Education is one of the best investments which developing countries can make, particularly in women. If a woman receives an education then she has the potential to transform her community. Knowledge gives women authority. Research has shown that educating women and girls results in a reduction in infant and maternal mortality, family health and nutrition improves, there is a reduction in the number of cases of HIV and AIDS and women get better jobs, which means an increased salary thus helping to improve the economy.

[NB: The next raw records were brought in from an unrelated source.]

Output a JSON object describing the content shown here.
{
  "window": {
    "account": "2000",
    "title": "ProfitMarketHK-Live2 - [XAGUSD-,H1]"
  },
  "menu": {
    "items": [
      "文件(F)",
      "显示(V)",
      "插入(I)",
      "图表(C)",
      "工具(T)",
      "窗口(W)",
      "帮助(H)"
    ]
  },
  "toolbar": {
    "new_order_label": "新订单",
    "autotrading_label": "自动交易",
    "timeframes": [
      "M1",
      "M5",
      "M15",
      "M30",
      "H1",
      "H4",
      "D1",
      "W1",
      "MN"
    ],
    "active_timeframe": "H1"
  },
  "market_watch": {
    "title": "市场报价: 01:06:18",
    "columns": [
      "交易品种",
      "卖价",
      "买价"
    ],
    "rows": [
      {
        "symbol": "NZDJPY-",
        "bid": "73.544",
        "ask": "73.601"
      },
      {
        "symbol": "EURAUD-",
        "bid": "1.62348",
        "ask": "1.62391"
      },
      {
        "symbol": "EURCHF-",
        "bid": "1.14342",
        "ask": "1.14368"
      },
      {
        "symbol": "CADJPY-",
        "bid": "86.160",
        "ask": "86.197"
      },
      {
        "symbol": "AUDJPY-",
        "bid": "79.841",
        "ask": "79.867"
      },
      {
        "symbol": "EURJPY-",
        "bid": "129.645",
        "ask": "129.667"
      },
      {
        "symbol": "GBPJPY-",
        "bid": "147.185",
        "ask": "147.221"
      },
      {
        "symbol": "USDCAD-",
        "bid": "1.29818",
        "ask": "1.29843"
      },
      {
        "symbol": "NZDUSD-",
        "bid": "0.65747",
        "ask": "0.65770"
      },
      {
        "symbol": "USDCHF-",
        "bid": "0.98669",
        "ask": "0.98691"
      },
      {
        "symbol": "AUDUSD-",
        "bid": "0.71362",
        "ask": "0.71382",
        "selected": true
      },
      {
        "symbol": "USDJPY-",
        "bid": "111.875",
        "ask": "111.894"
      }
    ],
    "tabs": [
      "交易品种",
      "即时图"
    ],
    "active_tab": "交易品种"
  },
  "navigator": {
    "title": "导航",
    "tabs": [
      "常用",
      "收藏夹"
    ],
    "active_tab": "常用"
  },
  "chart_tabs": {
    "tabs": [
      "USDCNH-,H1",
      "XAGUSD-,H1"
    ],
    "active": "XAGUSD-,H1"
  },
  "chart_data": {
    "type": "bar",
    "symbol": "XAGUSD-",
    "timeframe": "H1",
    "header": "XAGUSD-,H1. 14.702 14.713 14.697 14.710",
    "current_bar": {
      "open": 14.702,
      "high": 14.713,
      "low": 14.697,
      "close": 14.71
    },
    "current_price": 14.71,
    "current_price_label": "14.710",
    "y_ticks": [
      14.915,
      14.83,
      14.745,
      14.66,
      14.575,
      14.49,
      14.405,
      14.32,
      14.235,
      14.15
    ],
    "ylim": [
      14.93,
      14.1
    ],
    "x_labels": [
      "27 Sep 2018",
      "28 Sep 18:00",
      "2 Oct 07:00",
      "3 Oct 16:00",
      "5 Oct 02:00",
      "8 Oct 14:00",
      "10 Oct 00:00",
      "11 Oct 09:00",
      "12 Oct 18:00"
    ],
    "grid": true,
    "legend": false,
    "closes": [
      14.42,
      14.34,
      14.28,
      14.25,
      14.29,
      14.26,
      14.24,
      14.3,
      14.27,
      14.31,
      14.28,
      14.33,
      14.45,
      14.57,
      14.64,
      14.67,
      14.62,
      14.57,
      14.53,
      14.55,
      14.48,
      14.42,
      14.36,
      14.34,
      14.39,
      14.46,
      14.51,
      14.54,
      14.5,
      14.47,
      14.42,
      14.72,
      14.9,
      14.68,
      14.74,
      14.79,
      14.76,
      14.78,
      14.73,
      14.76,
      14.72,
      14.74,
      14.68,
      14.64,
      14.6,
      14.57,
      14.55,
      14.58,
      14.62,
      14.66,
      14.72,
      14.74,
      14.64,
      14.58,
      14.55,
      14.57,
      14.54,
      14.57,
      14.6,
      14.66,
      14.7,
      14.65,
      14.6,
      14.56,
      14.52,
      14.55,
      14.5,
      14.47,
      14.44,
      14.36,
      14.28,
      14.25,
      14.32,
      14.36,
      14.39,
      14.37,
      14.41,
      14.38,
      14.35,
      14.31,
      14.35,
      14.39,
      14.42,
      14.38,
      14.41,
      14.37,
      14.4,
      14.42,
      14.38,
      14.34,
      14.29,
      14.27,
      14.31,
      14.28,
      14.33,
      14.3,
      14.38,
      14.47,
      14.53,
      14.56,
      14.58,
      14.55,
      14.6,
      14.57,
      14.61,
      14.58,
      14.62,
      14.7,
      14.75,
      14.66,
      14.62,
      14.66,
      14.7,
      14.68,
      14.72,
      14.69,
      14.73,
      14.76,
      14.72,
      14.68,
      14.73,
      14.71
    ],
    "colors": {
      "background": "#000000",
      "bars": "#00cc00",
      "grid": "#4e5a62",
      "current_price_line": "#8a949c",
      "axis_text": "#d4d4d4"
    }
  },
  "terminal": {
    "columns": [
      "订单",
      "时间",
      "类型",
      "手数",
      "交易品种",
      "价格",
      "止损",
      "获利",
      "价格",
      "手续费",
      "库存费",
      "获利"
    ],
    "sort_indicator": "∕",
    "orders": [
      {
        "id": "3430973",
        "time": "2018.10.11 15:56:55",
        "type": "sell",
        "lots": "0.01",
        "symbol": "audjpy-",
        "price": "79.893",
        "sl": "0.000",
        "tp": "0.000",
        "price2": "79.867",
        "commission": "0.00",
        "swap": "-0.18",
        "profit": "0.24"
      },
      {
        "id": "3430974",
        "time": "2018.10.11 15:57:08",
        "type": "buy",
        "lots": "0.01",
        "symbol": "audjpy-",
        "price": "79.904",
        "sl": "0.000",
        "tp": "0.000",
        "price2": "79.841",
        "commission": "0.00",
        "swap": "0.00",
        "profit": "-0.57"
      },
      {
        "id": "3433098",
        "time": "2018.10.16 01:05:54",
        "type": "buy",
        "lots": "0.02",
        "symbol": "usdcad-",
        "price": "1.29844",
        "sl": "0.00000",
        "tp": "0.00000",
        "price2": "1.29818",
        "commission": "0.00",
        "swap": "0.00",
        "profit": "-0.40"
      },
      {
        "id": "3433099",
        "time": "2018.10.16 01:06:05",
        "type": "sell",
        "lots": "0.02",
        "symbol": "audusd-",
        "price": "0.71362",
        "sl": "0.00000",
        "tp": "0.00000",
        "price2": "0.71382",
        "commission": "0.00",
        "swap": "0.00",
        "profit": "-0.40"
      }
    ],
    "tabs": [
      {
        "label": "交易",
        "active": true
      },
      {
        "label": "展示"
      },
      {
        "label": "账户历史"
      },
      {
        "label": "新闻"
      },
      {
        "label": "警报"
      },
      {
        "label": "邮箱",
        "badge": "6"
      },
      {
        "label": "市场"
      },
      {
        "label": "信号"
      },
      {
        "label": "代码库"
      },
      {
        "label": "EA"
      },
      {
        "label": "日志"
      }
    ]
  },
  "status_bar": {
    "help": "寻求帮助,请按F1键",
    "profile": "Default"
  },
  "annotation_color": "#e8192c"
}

Sadly, there are still too many girls in the world who do not receive an education. Some of this is because poorer families need girls at home helping with the younger siblings, so that their mother can work, or indeed they have to work themselves. In other situations girls live in societies in the world where women are oppressed and refused the right of an education, or it is considered more important to educate sons in a family and not daughters.

International Women’s Day 2011 theme is “Equal access to education, training and science and technology: Pathway to decent work for women” So, how do we see that even more women and girls in the years to come receive an equal education to their male counterparts? Many international organizations are working to make a difference so that women and girls are no longer discriminated against in their societies. They do this by providing aid, vocational training and education programs. Some international governments are including policy on girls education in their overseas aid programs. Organizations such as Compassion and World Vision have child sponsorship programs. These programs not only see that a child gets an education, investments are also made in the community that the child lives in.

How else can educating women and girls in the world be improved? What support is lacking?

“Educate a boy and you educate one person. Educate a girl and you educate a nation.”